Students will learn:

  • new gardening skills and techniques such as companion planting and crop rotation
  • about the importance of sustainable practice and the positive impact that gardening has on the environment
  • about career and progression opportunities in gardening
  • how gardening promotes a healthy lifestyle and can have a positive impact on mental health and wellbeing

What essential skills will learners develop?

The course will help learners develop essential skills such as resilience. In the practical gardening activities, you have to dig the soil, add nutrients, sow the seeds and learn how to protect your plants. It requires commitment and skill to see a project through and reap the rewards. Students will learn that through regular and continuous effort, they will achieve good results. Resilience and commitment to completing a task are important qualities for life; this course is an engaging way of instilling these characteristics in young people.

Other skills learners will develop are:

  • the ability to learn
  • self-management
  • taking responsibility
  • teamwork
  • creativity

What type of student is the course aimed at?

Like other Short Courses, this programme is aimed at young people aged 13 to 19. It’s ideal for students who are interested in gardening and enjoy learning outside the classroom. Because there are so many aspects to the course, such as using your produce in the kitchen, construction and art in the garden and working with wildlife, it will appeal to a wide range of individuals. While those who like getting their hands dirty will enjoy the course, it also includes great activities for learners who prefer to work inside as well as creative individuals looking for an outlet to express themselves. For those who are passionate about gardening or horticulture, the course enables learners to explore career opportunities in this sector.

Why type of centre will it appeal to?

The course is ideal for a centre with an allotment or green space and that has already been involved in gardening activities or that wants to develop such an area. Because many of the challenges are theoretical, you can complete the course in the classroom without necessarily having access to a garden. Furthermore, many of the activities involve research that can be focused on in the winter months so the course can be delivered all year round.  

Why should centres deliver this course?

We know from experience that many centres run gardening activities and projects for learners because it’s a great way of engaging them and developing new skills and knowledge. However, in many cases centres are not formally recognising the skills and knowledge gained. The Gardening Short Course helps rectify that in an easy and effective way through internal moderation. Centres can award certificates to their learners at the end of the course - certificates range from completing 10 to 60 hours of work (one to six ASDAN credits). Many centres delivering our Short Courses hold an awards ceremony to recognise the learners' achievements and I know from experience that this recognition boosts learners' motivation.

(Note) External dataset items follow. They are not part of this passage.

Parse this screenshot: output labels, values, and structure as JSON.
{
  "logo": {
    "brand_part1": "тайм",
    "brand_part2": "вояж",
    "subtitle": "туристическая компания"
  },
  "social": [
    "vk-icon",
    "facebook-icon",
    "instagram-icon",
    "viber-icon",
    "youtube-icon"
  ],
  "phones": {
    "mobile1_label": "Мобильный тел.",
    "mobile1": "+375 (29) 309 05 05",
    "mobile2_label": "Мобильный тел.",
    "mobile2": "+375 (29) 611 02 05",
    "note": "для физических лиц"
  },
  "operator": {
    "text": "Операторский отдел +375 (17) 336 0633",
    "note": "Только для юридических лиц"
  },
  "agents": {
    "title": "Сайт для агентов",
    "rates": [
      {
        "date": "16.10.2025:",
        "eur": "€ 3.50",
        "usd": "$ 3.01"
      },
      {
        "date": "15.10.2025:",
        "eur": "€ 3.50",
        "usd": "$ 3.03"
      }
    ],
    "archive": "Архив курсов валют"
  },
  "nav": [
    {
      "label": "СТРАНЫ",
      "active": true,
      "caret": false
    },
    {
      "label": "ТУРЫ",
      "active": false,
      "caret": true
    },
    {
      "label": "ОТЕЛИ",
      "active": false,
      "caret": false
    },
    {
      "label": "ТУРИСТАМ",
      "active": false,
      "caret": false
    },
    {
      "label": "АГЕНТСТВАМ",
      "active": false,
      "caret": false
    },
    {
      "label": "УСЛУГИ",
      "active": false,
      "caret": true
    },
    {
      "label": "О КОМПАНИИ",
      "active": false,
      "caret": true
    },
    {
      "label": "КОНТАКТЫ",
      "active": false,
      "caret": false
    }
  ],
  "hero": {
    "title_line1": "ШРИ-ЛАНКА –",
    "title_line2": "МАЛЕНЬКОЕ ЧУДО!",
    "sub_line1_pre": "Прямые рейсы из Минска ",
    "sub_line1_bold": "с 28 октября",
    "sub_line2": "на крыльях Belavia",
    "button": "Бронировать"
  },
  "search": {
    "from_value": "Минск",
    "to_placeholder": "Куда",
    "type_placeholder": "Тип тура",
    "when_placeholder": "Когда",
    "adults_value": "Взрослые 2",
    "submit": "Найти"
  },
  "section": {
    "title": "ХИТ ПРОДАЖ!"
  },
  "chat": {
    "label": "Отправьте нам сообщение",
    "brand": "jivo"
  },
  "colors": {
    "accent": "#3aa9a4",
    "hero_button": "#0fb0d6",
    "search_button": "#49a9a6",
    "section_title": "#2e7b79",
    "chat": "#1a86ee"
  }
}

What is the advantage of the Short Course format?

As an experienced ASDAN regional support co-ordinator for the South West and south Wales, I know how popular the Short Course format is for schools. People love the flexibility that Short Courses offer as well as the engaging and accessible challenges. Centres tell me that Short Courses transform many learners' engagement and confidence. Tutors love delivering Short Courses because they come with a ready-made curriculum of exciting content. What's more, Short Courses include a student book or can be completed online using our e-portfolio system. This gives centres the flexibility to choose the format that is most likely to engage their learners.

Learners can put up to six of the credits they gain from the course towards our flagship qualification, the Certificate of Personal Effectiveness, available at Levels 1 and 2 (12 credits required). By completing 60 hours of work, students are already half way towards achieving a nationally recognised qualification. Many schools take advantage of this progression opportunity for their learners.

Where did the idea for the course come from?

I got the idea a couple of years ago when a centre asked me if we had a gardening course. I knew from ASDAN’s grants programme that lots of centres were using their grant to fund gardening projects and activities. Therefore we knew there was significant interest among centres in using gardening activities to develop skills and knowledge. In addition, I undertook market research, which indicated that the majority of our centres would be very likely to deliver the course if we were to go ahead and create it.

What's your experience in gardening?

I am a keen gardener having been doing it since I was a child. When I was young, my parents gave me a section of their garden where I used to grow herbs. I have been running my own allotment for the past 14 years where I grow all my own vegetables.

While I used my own knowledge and skills to create the first draft of the Gardening Short Course, I sought advice from several gardening experts who confirmed the quality and relevance of the content.

We are really excited about this course. We know many centres are eager to start delivering it because the benefits for learners are compelling.